HYDERABAD: Does a monument need a government stamp to be considered historic? Does a lake need to be notified by an authority before it earns the right to exist? These are the uncomfortable questions that heritage conservationist and INTACH convenor Anuradha Reddy is asking — loudly, and without apology.
“It is heritage, whether or not a government recognizes it,” Reddy asserts with conviction. “The question of whether it is notified by the government is very strange — because it is being looked at as though unless it is recognized by government, it has no history.”

But Hyderabad’s history did not begin with a gazette notification. It winds through the Satavahanas, through the Kakatiyas, through the Qutb Shahi reign at Golconda, through the Asafjahi dynasty — each era depositing a wealth of treasures: built heritage, music, dance, costume, and cuisine. “We are special in the Deccan,” Reddy says, “because we have taken the best out of everything — and we have, so far, been able to save it.” The question she now raises is whether that legacy will survive the present.

Reddy recounts a telling, lived experience. Ask people what Masab Tank is today, and the answer is almost always the same: “It’s a bus stop.” Few know that the name itself is a corruption of ‘Maa Saheba’ Tank — a water body built by Hayat Bakshi Begum, daughter of Muhammad Quli Qutb Shah, the very founder of Hyderabad. Hayat Bakshi Begum, queen of the Qutb Shahi dynasty and one of its most influential figures, contributed this tank to the region’s water heritage. Today, the marble plaques from the site lie submerged in the water. The lake itself has been reduced to a playground.

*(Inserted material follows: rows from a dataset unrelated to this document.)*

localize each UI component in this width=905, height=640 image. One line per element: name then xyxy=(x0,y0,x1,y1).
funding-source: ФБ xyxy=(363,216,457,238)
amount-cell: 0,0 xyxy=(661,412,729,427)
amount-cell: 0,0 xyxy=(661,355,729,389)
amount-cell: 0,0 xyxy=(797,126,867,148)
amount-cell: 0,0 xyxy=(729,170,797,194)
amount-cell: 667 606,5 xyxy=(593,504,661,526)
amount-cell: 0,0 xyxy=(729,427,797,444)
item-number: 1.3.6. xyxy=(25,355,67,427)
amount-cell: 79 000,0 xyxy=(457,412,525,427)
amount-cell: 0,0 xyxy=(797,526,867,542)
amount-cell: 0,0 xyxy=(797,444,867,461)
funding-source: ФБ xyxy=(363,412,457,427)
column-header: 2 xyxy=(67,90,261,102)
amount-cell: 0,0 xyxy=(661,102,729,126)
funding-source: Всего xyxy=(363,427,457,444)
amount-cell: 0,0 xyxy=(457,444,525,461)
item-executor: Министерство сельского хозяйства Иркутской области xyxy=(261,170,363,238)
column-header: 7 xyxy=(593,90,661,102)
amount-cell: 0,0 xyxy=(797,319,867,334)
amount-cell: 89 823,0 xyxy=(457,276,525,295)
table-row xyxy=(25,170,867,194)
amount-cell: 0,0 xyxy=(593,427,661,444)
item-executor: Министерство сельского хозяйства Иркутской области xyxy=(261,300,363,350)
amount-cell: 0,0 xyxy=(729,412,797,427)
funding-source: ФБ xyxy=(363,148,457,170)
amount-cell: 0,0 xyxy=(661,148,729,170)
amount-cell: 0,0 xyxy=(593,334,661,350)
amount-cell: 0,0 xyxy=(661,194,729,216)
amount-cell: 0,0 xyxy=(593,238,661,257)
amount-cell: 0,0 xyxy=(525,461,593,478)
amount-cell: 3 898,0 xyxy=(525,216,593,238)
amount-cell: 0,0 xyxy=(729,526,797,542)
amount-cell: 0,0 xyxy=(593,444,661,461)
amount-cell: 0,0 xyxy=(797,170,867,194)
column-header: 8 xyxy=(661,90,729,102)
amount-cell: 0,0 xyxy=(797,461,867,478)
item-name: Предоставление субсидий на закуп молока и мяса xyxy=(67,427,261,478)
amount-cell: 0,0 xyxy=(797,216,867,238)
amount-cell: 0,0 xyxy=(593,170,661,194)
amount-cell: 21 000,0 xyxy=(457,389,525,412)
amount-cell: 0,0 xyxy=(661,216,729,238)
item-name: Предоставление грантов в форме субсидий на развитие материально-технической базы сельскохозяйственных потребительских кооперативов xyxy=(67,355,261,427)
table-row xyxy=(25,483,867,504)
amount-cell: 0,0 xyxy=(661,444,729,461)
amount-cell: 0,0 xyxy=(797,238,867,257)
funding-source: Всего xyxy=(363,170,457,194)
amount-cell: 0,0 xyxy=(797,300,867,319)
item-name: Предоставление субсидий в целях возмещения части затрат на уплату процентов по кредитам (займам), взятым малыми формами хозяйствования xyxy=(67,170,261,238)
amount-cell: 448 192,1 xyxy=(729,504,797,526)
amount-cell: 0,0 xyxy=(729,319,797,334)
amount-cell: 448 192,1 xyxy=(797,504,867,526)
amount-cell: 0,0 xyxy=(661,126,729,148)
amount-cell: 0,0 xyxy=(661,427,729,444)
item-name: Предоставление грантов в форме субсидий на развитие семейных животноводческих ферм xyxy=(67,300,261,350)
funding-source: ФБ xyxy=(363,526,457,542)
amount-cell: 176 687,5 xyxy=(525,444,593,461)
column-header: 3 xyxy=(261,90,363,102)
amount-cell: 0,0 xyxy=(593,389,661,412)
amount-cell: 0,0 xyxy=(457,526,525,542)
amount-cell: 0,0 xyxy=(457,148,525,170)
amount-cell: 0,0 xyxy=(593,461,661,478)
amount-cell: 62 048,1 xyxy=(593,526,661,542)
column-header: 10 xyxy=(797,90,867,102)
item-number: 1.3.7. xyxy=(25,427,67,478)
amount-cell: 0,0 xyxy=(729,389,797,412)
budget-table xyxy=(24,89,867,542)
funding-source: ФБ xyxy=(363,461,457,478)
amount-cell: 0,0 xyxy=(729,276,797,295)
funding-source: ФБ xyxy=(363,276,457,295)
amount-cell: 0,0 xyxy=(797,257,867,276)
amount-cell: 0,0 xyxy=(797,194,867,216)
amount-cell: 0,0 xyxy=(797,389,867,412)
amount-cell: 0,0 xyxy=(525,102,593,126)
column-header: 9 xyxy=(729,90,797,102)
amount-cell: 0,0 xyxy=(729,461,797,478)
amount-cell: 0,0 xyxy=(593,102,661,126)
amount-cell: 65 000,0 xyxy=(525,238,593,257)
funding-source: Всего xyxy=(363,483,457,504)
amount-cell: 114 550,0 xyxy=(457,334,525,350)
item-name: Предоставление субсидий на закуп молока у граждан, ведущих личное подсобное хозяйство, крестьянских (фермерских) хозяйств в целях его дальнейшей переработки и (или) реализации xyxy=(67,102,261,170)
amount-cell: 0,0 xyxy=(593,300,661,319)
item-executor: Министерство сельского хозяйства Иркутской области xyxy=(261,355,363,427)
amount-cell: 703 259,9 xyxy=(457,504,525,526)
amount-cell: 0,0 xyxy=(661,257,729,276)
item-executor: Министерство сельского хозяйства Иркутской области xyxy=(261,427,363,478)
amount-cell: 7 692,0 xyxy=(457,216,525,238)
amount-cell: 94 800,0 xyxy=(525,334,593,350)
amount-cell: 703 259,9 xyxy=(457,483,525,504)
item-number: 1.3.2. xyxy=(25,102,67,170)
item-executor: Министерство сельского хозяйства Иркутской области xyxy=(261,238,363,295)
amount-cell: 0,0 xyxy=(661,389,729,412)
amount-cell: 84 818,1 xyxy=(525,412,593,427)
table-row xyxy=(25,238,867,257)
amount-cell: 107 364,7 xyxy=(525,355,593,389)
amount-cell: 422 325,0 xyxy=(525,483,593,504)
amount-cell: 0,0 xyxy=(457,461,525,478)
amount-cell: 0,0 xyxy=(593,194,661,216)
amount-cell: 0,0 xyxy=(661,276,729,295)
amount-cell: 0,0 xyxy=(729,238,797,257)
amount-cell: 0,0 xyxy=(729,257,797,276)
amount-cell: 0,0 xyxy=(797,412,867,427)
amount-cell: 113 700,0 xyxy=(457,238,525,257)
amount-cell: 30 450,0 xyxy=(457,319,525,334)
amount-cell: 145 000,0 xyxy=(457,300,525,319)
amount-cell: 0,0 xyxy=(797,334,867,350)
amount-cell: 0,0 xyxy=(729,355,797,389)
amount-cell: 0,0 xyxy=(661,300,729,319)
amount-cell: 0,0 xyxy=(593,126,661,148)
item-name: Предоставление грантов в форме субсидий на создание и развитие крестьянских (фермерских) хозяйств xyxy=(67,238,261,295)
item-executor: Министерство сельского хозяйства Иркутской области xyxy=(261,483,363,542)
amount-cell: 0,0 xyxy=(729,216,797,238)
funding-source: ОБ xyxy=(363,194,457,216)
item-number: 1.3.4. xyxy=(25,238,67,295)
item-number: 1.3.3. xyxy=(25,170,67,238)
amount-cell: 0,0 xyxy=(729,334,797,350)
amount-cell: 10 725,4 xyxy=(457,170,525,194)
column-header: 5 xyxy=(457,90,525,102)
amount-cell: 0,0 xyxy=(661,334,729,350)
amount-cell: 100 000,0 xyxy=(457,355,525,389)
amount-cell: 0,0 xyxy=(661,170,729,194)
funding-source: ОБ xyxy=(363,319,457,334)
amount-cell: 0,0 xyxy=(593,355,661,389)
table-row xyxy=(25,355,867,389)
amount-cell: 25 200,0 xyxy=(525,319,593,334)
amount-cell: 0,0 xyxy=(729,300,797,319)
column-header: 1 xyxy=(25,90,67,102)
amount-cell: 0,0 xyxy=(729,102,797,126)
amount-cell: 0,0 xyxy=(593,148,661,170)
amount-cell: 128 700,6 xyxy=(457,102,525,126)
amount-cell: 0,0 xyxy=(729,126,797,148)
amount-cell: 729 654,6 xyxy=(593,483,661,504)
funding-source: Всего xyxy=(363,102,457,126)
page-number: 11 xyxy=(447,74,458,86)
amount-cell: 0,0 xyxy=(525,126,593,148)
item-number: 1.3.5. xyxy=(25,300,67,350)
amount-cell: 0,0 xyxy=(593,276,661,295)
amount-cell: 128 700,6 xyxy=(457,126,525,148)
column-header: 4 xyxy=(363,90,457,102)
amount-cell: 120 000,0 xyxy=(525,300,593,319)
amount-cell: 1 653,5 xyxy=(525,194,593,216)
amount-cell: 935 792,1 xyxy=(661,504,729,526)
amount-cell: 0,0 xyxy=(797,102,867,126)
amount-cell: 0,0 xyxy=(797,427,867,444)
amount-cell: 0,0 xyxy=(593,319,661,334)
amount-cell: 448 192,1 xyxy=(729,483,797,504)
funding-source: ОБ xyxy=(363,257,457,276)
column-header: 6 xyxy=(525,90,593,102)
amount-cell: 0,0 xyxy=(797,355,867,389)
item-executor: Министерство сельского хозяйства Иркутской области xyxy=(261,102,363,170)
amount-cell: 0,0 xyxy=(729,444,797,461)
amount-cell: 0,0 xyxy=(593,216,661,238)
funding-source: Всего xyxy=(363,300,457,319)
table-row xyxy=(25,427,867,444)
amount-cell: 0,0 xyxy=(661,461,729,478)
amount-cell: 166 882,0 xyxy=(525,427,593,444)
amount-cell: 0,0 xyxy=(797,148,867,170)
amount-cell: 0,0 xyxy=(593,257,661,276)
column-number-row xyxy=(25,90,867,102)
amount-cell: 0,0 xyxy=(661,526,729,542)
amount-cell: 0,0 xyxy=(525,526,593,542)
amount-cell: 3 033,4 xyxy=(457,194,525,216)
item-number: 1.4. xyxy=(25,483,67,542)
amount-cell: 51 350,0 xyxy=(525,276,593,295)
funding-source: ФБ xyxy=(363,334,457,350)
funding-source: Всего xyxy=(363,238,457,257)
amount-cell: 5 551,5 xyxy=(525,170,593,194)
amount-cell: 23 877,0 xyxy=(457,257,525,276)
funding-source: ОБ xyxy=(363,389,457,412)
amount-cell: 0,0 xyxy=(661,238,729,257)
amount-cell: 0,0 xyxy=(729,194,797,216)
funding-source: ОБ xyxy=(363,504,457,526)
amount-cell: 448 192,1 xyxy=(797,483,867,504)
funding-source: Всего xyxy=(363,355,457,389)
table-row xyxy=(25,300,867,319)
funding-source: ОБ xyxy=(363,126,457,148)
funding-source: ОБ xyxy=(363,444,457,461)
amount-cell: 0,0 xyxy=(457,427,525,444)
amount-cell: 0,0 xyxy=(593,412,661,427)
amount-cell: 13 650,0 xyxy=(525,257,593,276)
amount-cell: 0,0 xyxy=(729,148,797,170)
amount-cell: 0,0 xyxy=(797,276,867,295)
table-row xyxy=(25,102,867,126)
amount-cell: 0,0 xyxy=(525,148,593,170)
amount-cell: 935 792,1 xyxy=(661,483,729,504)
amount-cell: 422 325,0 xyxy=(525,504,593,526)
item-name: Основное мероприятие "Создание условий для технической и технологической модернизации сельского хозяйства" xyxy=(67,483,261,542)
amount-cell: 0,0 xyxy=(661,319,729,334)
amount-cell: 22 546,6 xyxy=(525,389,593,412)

The erasure runs deep. Muhammad Quli Qutb Shah, in his Munajaat — his prayer for the city he founded — had wished: “Fill this city with people as Thou hast filled the ocean with fish, O Lord.” Reddy invokes that prayer with a bitter irony. “Those same lakes that came to us from the Qutb Shahi period — instead of being filled with fish — are filled with sharks today.”
This isn’t merely nostalgia. It is, as she frames it, a reckoning — a retrospective by someone who has watched this city transform across decades and is refusing to look away.

Reddy is equally pointed about what passes for conservation today. Restoration, she insists, must be rigorous — not cosmetic. “Is it enough to do something-ish and say we have done restoration?” she asks pointedly. She cites a heritage house replaced by what she describes as a “bathroom tile building,” justified on grounds of traffic requirements. This, she argues, is symptomatic of how heritage is treated in Hyderabad — as an inconvenience to be managed, not a legacy to be protected. “We don’t want to see a cement slab structure under the name of conservation or restoration,” she states plainly.

On tourism, Reddy offers a global lens. Countries with far fewer resources are drawing the world’s attention to their heritage — and doing it well. She points to Barcelona as a cautionary tale, where local communities have protested being overrun by unmanaged tourism. There should actually be a balance between both. Hyderabad, she argues, must attract the right kind of visitor — those who come to engage meaningfully with its history — and must protect what those visitors come to see.

Ultimately, Anuradha Reddy’s message is simple but urgent. Built heritage, lakes, trees, parks — recognized or not — are what give Hyderabad its identity. And protecting them is not optional.
“At least what we have left — of our lakes, of our trees, of our parks, and our built heritage — whether it is recognized by any governmental organization or not — we must protect and preserve. Because that is what gives the identity to our city.”

Heritage and people can co-exist in mutual harmony – our modern present and our history not in conflict, but amalgamated with each other. That, at its core, is what Anuradha Reddy is fighting for.